As with the `dfba_bivariate_concordance()` function, the Bayesian analysis focuses on the population concordance proportion parameter $\phi$, which is linked to the $G$ statistic because $G=2\phi-1$. The likelihood function is proportional to $\phi^{n_c}(1-\phi)^{n_d}$. Similar to the Bayesian analysis for the concordance parameter in the `dfba_bivariate_concordance()` function, the prior distribution is a beta distribution with shape parameters $a_0$ and $b_0$, and the posterior distribution is the conjugate beta distribution where shape parameters are $a = a_0 + n_c$ and $b = b_0 + n_d$.

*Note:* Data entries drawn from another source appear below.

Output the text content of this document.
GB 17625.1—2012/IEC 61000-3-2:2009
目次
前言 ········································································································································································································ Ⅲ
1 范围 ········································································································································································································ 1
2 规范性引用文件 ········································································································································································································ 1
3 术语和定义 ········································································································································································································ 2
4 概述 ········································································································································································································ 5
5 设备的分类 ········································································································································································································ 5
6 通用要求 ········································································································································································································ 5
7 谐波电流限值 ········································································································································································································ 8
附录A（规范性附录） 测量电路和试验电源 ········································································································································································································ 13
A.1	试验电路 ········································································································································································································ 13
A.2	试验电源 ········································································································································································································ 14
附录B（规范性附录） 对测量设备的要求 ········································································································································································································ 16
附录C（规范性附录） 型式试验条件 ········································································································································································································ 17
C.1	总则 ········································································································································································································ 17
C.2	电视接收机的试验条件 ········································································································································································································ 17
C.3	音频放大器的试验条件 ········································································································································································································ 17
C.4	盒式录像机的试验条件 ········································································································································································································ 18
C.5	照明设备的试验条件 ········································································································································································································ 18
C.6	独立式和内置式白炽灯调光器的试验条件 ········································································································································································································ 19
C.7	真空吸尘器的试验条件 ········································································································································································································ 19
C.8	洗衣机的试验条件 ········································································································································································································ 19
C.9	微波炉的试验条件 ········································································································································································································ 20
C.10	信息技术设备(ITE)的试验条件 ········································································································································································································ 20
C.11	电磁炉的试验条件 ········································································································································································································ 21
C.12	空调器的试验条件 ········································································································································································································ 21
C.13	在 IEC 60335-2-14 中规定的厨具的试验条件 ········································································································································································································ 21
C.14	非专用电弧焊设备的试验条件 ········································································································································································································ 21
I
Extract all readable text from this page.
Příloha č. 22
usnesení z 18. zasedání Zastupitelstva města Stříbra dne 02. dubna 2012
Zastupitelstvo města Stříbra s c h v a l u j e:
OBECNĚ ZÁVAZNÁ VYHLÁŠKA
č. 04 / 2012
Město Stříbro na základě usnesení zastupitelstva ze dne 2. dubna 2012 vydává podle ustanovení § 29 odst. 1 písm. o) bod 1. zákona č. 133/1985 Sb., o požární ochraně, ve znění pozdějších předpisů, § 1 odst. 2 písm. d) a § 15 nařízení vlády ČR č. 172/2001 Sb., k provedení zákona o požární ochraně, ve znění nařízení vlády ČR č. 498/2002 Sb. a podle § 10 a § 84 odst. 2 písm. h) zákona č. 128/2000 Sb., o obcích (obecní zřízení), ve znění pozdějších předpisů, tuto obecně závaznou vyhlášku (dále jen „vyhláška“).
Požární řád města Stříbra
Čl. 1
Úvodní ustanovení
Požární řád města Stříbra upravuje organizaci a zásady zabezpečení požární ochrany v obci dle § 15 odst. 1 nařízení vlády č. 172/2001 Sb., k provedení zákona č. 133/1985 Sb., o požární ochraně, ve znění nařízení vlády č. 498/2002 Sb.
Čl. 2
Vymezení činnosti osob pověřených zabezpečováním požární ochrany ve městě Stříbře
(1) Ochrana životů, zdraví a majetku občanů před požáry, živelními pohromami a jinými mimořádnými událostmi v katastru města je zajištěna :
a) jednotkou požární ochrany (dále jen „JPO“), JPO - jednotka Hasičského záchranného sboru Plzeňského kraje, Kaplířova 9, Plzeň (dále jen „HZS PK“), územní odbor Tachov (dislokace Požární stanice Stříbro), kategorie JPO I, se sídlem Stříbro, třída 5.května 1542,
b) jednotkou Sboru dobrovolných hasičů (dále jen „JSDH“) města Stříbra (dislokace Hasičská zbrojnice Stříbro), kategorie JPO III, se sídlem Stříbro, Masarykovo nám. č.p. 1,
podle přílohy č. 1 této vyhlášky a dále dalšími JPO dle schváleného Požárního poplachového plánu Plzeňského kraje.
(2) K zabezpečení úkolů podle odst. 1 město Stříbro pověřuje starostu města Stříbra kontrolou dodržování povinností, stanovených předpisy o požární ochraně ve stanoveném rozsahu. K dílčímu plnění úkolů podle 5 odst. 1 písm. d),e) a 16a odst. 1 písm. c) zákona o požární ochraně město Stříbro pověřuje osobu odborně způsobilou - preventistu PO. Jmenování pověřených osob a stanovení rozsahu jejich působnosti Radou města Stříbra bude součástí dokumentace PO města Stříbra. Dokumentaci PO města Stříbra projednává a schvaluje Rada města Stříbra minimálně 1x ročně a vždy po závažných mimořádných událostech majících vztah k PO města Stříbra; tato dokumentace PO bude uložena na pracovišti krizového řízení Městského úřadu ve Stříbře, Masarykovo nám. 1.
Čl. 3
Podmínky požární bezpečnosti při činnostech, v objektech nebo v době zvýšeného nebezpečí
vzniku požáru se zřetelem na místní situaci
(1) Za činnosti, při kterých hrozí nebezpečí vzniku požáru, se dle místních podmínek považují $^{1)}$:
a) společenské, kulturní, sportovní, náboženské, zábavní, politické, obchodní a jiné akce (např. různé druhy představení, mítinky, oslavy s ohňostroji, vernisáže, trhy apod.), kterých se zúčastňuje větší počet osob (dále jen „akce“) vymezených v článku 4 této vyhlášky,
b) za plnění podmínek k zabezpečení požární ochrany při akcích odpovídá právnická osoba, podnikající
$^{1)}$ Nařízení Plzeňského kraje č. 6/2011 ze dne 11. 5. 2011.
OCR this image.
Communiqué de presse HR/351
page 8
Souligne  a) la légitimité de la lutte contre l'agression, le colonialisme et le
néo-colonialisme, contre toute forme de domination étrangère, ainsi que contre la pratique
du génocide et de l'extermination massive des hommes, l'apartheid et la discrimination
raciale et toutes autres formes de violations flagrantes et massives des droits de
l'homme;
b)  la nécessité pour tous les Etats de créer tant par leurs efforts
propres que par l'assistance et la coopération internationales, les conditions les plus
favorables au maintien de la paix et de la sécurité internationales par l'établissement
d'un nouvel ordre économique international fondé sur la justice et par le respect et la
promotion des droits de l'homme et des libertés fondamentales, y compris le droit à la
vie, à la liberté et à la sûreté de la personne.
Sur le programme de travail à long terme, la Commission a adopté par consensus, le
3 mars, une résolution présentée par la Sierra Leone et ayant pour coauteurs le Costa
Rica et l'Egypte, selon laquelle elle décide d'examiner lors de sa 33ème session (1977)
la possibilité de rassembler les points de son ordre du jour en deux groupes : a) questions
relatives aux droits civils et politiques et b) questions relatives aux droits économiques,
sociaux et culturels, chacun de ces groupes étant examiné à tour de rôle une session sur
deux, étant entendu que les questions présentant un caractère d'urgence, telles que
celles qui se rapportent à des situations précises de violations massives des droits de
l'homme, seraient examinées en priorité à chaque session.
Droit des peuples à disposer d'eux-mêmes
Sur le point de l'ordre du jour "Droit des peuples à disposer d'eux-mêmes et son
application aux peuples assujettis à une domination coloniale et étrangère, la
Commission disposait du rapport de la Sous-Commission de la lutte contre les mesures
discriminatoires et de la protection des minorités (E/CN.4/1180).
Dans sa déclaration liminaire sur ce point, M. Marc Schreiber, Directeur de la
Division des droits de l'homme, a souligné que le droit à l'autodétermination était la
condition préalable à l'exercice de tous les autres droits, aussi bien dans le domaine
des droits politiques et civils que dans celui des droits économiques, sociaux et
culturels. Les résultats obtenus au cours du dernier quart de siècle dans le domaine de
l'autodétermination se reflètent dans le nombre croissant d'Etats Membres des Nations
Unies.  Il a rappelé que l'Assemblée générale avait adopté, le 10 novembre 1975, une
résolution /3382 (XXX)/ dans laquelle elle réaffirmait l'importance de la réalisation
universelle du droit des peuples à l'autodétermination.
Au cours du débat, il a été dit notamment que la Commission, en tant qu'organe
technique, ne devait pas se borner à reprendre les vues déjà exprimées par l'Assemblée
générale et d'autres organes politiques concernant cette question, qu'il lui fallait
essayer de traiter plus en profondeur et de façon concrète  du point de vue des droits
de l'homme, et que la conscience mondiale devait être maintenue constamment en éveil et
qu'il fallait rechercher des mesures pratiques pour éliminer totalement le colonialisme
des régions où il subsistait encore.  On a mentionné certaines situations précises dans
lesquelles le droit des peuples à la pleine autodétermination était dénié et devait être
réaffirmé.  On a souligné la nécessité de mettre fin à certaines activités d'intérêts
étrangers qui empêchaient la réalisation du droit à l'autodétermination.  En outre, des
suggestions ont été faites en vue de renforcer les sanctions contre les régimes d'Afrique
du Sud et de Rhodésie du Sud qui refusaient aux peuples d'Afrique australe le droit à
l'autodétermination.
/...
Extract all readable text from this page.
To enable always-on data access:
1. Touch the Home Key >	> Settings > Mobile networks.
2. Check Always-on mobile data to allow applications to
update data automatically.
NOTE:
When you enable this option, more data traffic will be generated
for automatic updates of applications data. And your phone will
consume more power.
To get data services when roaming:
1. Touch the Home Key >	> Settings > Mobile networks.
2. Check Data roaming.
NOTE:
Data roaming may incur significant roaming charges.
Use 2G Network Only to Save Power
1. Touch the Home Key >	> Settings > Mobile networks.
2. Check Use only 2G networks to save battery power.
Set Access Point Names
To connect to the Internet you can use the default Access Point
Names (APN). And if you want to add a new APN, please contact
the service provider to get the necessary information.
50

# Using the `dfba_gamma()` Function

The `dfba_gamma()` function has one required argument `x` that must be an object in the form of a matrix or a table. 

# Example

The following example demonstrates how to create a matrix of data and to analyze it using the `dfba_gamma()` function.


```{r}
N <- matrix(c(38, 4, 5, 0, 6, 40, 1, 2, 4, 8, 20, 30),
            ncol = 4,
            byrow = TRUE)
           
colnames(N) <- c('C1', 'C2', 'C3', 'C4')

rownames(N) <- c('R1', 'R2', 'R3')

A <- dfba_gamma(N)

A

```

```{r fig.width = 7, fig.height = 4}

plot(A)

```


The `dfba_gamma()` function also has three optional arguments; listed with their respective default arguments, they are: `a0 = 1`, `b0 = 1`, and `prob_interval = .95` The `a0` and `b0` arguments are the shape parameters for the prior beta distribution; the default value of $1$ for each corresponds to a uniform prior. The `prob_interval` argument specifies the probability value for the interval estimate of the $\phi$ concordance parameter. 

# References
 
Chechile, R.A. (2020). *Bayesian Statistics for Experimental Scientists: A General Introduction Using Distribution-Free Methods*. Cambridge: MIT Press.
 
Goodman, L. A., and Kruskal, W. H. (1954). Measures of association for cross classifications. *Journal of the American Statistical Association*, **49**, 732-764.

Siegel, S., and Castellan, N. J. (1988). *Nonparametric Statistics for the Behavioral Sciences*. New York: McGraw-Hill.